Vallée de la Loire, novembre 1565

Chauncey était allongé sur les rives verdoyantes de la Loire en compagnie d'une paysanne lorsque l'orage éclata. Ayant laissé sa monture s'ébrouer dans la prairie, il devrait regagner le château à

pied. Il arracha la boucle d'argent de l'un de ses souliers et la tendit à la jeune fille, avant de la regarder s'éloigner, le jupon maculé de boue. Il chaussa ses bottes et se mit en route.

Les environs s'assombrirent brusquement et un rideau de pluie s'abattit sur la campagne. Une fois qu'il eut regagné le cimetière, Chauncey enjamba habilement les tombes envahies par les ronces et les lichens. De là, même dans le brouillard le plus

épais, il aurait pu retrouver son chemin sans crainte de s'égarer. La brume ne s'était pas levée ce soir-là, mais la pénombre et le déluge étaient suffisamment trompeurs.

Chauncey perçut un mouvement sur sa gauche et se retourna vivement. Une ombre, qu'il avait d'abord prise pour la statue d'un ange, se dressa de toute sa hauteur. Mais la silhouette, qui n'était faite ni de marbre ni de pierre, remuait bel et bien.

Torse et pieds nus, le jeune homme était vêtu d'un pantalon grossier qui lui tombait sur les hanches. Il sauta au bas du mausolée. La pluie ruisselait sur ses cheveux noirs et sur son visage, sombre comme celui d'un Ibère.

Chauncey porta lentement sa main à son fourreau.

—Qui va là ?

Un sourire se dessina sur les lèvres du garçon.

—On ne se joue pas impunément du duc de

Langeais, l'avertit Chauncey. Je t'ai demandé ton nom. Réponds !

—Un duc? répéta l'inconnu en s'adossant au tronc noueux d'un saule. Ou un bâtard ?

Chauncey dégaina son épée.

—Retire immédiatement tes paroles. Mon père

était le duc de Langeais. Et... je suis le duc, à

présent, bafouilla- t-il, maudissant l'hésitation dans sa voix.

—Ton père n'était pas le vieux duc, répliqua l'autre en secouant la tête.

—Et peut-on savoir qui était ton père? Rétorqua

Chauncey, piqué au vif, l'arme au poing.

Il n'avait pas encore mémorisé le nom de chacun de ses vassaux, mais il ne risquait pas d'oublier celui-ci.

—Je te le demande une dernière fois, prévint-il d'une voix grave, essuyant d'un revers de la main la pluie sur son visage, qui es-tu ?

Le jeune homme s'approcha et écarta la lame.

Il parut soudain bien plus âgé que Chauncey ne l'aurait cru ; peut- être même avait-il un an ou deux de plus que lui.

—Un rejeton du Malin.

L'angoisse saisit Chauncey au ventre et il siffla :

—Tu n'es qu'un dément.
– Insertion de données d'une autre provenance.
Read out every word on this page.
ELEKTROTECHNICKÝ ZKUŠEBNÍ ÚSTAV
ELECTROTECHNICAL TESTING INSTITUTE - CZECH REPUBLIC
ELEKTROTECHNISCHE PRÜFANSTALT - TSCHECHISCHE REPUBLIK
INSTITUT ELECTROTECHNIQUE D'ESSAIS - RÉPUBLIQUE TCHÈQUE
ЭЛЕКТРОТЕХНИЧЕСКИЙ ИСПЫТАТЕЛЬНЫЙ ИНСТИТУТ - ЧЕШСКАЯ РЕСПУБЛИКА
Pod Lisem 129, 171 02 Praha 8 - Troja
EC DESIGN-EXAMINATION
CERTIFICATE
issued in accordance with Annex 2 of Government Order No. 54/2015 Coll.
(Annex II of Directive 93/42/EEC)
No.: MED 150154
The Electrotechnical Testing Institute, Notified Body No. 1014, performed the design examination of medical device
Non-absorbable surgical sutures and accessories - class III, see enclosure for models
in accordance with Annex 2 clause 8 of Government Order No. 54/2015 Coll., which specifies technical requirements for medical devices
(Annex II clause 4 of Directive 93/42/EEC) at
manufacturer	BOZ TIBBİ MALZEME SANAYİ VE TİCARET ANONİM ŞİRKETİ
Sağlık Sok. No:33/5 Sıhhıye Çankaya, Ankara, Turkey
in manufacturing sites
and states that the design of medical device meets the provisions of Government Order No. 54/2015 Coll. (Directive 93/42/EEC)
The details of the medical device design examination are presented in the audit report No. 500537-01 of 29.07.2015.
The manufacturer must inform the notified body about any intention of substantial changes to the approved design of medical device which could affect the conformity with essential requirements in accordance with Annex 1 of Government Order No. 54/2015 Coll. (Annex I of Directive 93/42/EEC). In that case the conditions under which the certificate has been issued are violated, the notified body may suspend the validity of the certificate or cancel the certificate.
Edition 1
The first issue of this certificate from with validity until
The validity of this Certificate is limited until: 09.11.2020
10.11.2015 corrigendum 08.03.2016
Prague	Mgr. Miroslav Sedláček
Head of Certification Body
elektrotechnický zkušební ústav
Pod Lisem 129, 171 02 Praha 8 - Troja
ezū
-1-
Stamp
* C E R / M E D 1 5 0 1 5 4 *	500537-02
Ote-toi de mon chemin.

Le sol sembla alors se dérober sous ses pieds.

Des étincelles d'or et de feu dansèrent devant ses yeux. Courbé en deux, les ongles enfoncés dans ses cuisses, il releva la tête vers l'inconnu, tremblant, le souffle court, essayant de comprendre ce qui lui arrivait. Son esprit divaguait, comme s'il n'en était plus maître.

Le garçon s'accroupit face à lui.

—Ecoute-moi bien. J'ai besoin de toi. Et je ne partirais pas avant d'avoir obtenu ce que je veux.

M'as-tu compris ?

La mâchoire serrée, Chauncey secoua la tête pour signifier son incrédulité. Il tenta de lui cracher au visage, mais la salive coula sur son menton, car sa langue refusait de lui obéir.

L'inconnu prit les mains du jeune duc dans les siennes

: leur toucher ardent brûla Chauncey, qui laissa échapper un cri de douleur.

—J'ai besoin de ton serment d'allégeance, poursuivit le garçon. Mets un genou à terre et jure.

Chauncey essaya de forcer un ricanement méprisant, mais sa gorge se contracta et il suffoqua. Son genou droit fléchit, comme si un pied invisible l'avait frappé par- derrière. Il glissa dans la boue, et, saisi de nausée, se pencha de côté.

—Jure-le, répéta l'autre.

Une sensation de chaleur montait dans la nuque de Chauncey. Rassemblant ses dernières forces, il serra les poings et rit de lui-même, de cette situation pathétique. Sans qu'il comprenne comment, ce garçon lui infligeait cet horrible écoeurement, cette faiblesse, et prolongerait ses tourments jusqu'à lui arracher ce serment. Il dirait ce qu'il faudrait, mais en son for intérieur, il se promit de venger l'affront et de l'anéantir.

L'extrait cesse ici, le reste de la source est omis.